Was wondering if any of you have purchased one of the new Remington 700 Varmint SF rifles. They are brand new for '09 with the X-Mark Pro Adjustable triggers. I'm interested in one in 204 Ruger and have only found one dealer so far who had one in stock, but it was in 22-250. Would like to know how they shoot (hopefully to Rem. performance) before buying one outright.

Everyone in the gun shops keeps asking me if I mean the 700 VS SF II, which I don't, so I'm posting a link to the Remington page. Any input would be helpful from someone who has this particular rifle.

Scott

http://www.remington.com/products/firea ... int_sf.asp


----------



## utmatt20 (Oct 14, 2009)

I just picked my father-in-law's Rem 700 Varmint SF in .204 and mounted a Monarch 4-16 on it. It seems like a sweet gun except for 2 things. The crown looks like someone used it as a walking stick, beat to hell right out of the box. I'm sure it is just a fluke. Secondly, they spaced the 2 sling studs too close to accommodate a Harris Bi-pod. Look at the pics.


----------



## StretchNM (Dec 22, 2008)

Well, it just so happens my Varmint SF just came in last Tuesday....... 22-250. Yes, they are NOT the SPS rifles - they are a 700BDL with the two-tone, vented synthetic stock. You're right, they're not to be mistaken for an SPS or SFII, although I'm not entirely sure exactly what the differences are. Maybe Remington could make that clear somehow, but if they have, I can;t find it anywhere..........

My crown came in perfect condition and I haven;t tried my "made-in-China" Harris knock-off bipod. If it doesn;t fit like the one pictured, I'll unscrew the nut, fill the hole, drill a new hole, and re-install it where it will work. That stock isn;t "that" nice that it can't take a little fanaggling. It's too bad your SF came with a dinged crown UTMATT, I think I'd send that one back.

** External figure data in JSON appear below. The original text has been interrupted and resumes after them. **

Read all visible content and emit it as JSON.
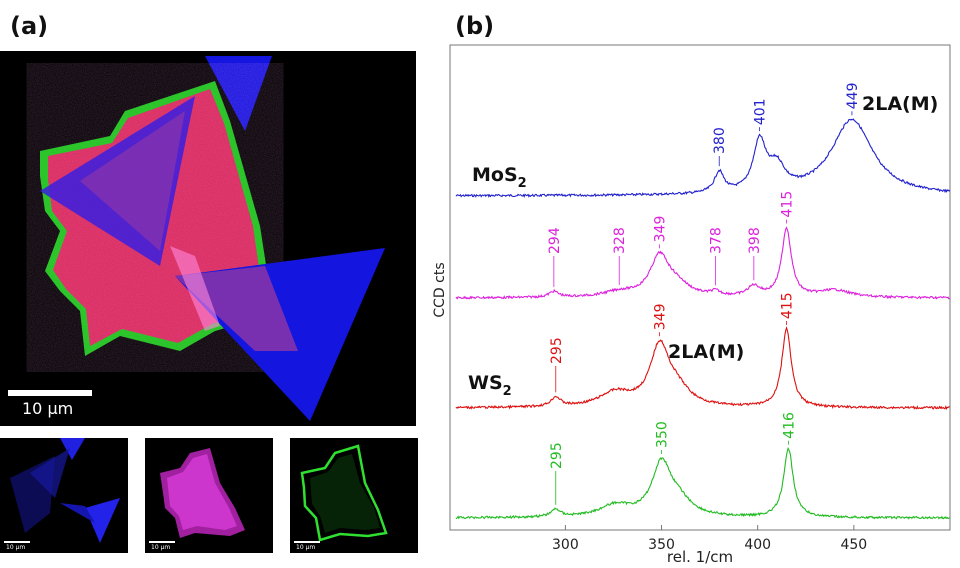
{
  "panels": {
    "a_label": "(a)",
    "b_label": "(b)"
  },
  "micrograph": {
    "main_scale_label": "10 µm",
    "small_scale_label": "10 µm"
  },
  "colors": {
    "mos2": "#2222cc",
    "ws2_magenta": "#dd22dd",
    "ws2_red": "#dd1111",
    "ws2_green": "#22bb22"
  },
  "chart_data": {
    "type": "line",
    "xlabel": "rel. 1/cm",
    "ylabel": "CCD cts",
    "xlim": [
      240,
      500
    ],
    "xticks": [
      "300",
      "350",
      "400",
      "450"
    ],
    "yticks_shown": false,
    "series": [
      {
        "name": "MoS2",
        "color": "#2222cc",
        "baseline": 0.0,
        "peaks": [
          {
            "x": 380,
            "height": 0.26,
            "width": 3
          },
          {
            "x": 401,
            "height": 0.62,
            "width": 4
          },
          {
            "x": 410,
            "height": 0.3,
            "width": 5
          },
          {
            "x": 449,
            "height": 0.95,
            "width": 13
          }
        ],
        "labels": [
          "380",
          "401",
          "449"
        ],
        "label_x": [
          380,
          401,
          449
        ]
      },
      {
        "name": "",
        "color": "#dd22dd",
        "baseline": 0.0,
        "peaks": [
          {
            "x": 294,
            "height": 0.08,
            "width": 3
          },
          {
            "x": 328,
            "height": 0.07,
            "width": 10
          },
          {
            "x": 349,
            "height": 0.55,
            "width": 6
          },
          {
            "x": 358,
            "height": 0.15,
            "width": 8
          },
          {
            "x": 378,
            "height": 0.06,
            "width": 3
          },
          {
            "x": 398,
            "height": 0.14,
            "width": 4
          },
          {
            "x": 415,
            "height": 0.95,
            "width": 3
          },
          {
            "x": 440,
            "height": 0.1,
            "width": 10
          }
        ],
        "labels": [
          "294",
          "328",
          "349",
          "378",
          "398",
          "415"
        ],
        "label_x": [
          294,
          328,
          349,
          378,
          398,
          415
        ]
      },
      {
        "name": "WS2",
        "color": "#dd1111",
        "baseline": 0.0,
        "peaks": [
          {
            "x": 295,
            "height": 0.12,
            "width": 3
          },
          {
            "x": 326,
            "height": 0.18,
            "width": 10
          },
          {
            "x": 349,
            "height": 0.75,
            "width": 6
          },
          {
            "x": 358,
            "height": 0.2,
            "width": 8
          },
          {
            "x": 415,
            "height": 1.0,
            "width": 3
          }
        ],
        "labels": [
          "295",
          "349",
          "415"
        ],
        "label_x": [
          295,
          349,
          415
        ]
      },
      {
        "name": "",
        "color": "#22bb22",
        "baseline": 0.0,
        "peaks": [
          {
            "x": 295,
            "height": 0.1,
            "width": 3
          },
          {
            "x": 326,
            "height": 0.16,
            "width": 10
          },
          {
            "x": 350,
            "height": 0.72,
            "width": 6
          },
          {
            "x": 359,
            "height": 0.2,
            "width": 8
          },
          {
            "x": 416,
            "height": 0.95,
            "width": 3
          }
        ],
        "labels": [
          "295",
          "350",
          "416"
        ],
        "label_x": [
          295,
          350,
          416
        ]
      }
    ],
    "annotations": [
      {
        "text": "2LA(M)",
        "near_series": "MoS2"
      },
      {
        "text": "2LA(M)",
        "near_series": "WS2"
      }
    ],
    "series_names_display": [
      {
        "main": "MoS",
        "sub": "2"
      },
      {
        "main": "WS",
        "sub": "2"
      }
    ]
  }
}
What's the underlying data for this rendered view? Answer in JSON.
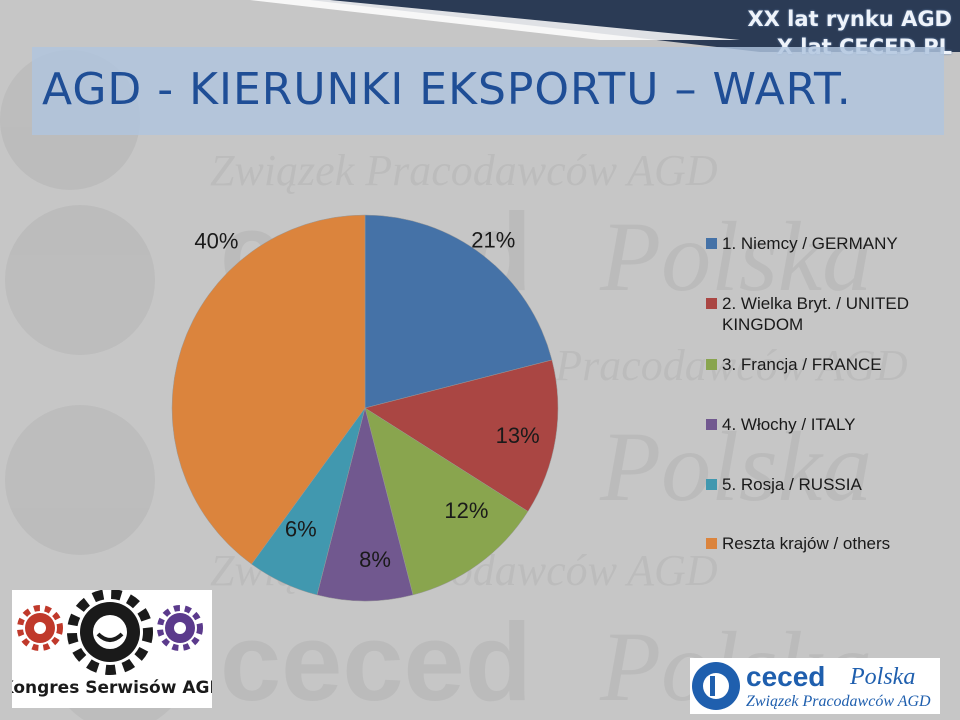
{
  "corner": {
    "line1": "XX lat rynku AGD",
    "line2": "X lat CECED PL"
  },
  "slide": {
    "title": "AGD - KIERUNKI EKSPORTU – WART."
  },
  "watermark": {
    "line1": "Związek Pracodawców AGD",
    "brand": "ceced",
    "brand2": "Polska"
  },
  "chart_data": {
    "type": "pie",
    "start_angle_deg": 0,
    "direction": "clockwise",
    "slices": [
      {
        "label": "1. Niemcy / GERMANY",
        "value": 21,
        "value_label": "21%",
        "color": "#4572a7"
      },
      {
        "label": "2. Wielka Bryt. / UNITED KINGDOM",
        "value": 13,
        "value_label": "13%",
        "color": "#aa4643"
      },
      {
        "label": "3. Francja / FRANCE",
        "value": 12,
        "value_label": "12%",
        "color": "#89a54e"
      },
      {
        "label": "4. Włochy / ITALY",
        "value": 8,
        "value_label": "8%",
        "color": "#71588f"
      },
      {
        "label": "5. Rosja / RUSSIA",
        "value": 6,
        "value_label": "6%",
        "color": "#4198af"
      },
      {
        "label": "Reszta krajów / others",
        "value": 40,
        "value_label": "40%",
        "color": "#db843d"
      }
    ],
    "legend_position": "right"
  },
  "logos": {
    "left": {
      "text": "Kongres Serwisów AGD",
      "colors": [
        "#c0392b",
        "#1a1a1a",
        "#5b3a8c"
      ]
    },
    "right": {
      "brand": "ceced",
      "brand2": "Polska",
      "subtitle": "Związek Pracodawców AGD",
      "color": "#1f5fae"
    }
  }
}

I spent all day Sunday at the range breaking it in. From 0930 to 1630 I fired 40 rounds - ten 40gr Sierras and ten 60 gr Sierras, and twenty 50gr Speers. I wasn;t shooting for accuracy becasue I was cleaning after each round for the first twenty, but even so, I was satisfied with the clusters. After the first 20 rounds, I went to cleaning after every 3 rounds for the remainder. Next trip I'll be cleaning after every 5 rounds for twenty or so.....

Shooting this rifle is a dream..... I love this rifle! Last week before shooting the rifle and while mounting the scope, I put one of my homemade "snap-caps" in and dry fired it a dozen or so times. Though the trigger felt very nice and creep-less, I couldn;t help lightening the trigger by a full turn plus a tad more. They say the trigger comes set at about 3.5, so I figure when I was shooting Sunday that the trigger is set at about 2.5 pounds....more or less. Probably a tad less.....

I put Warne silver steel bases on it and the Burris Signature Z rings with standard, supplied inserts (man, these things are nice! Easy!). Then I topped it off with a Nikkon 6-18x40 SF that was on sale at Midway. I bore-sighted it and thought I had the scope set just about right for eye relief. But....... when I got to the range, and after the first 8 or 10 rounds and dialing the scope in, I decided to slide it forward about .5" or so. That only affected my sight-in by about .7" horizontal and maybe .5" vertical, so I didn;t have much adjusting to do to get back on track.


----------



## utmatt20 (Oct 14, 2009)

You forgot the most important part. How does it shoot? What kind of groups? is there much recoil?


----------



## utmatt20 (Oct 14, 2009)

Also, What did you pay for the rifle? My dealer buddy gave it to us at cost. I just wonder how much we saved.


----------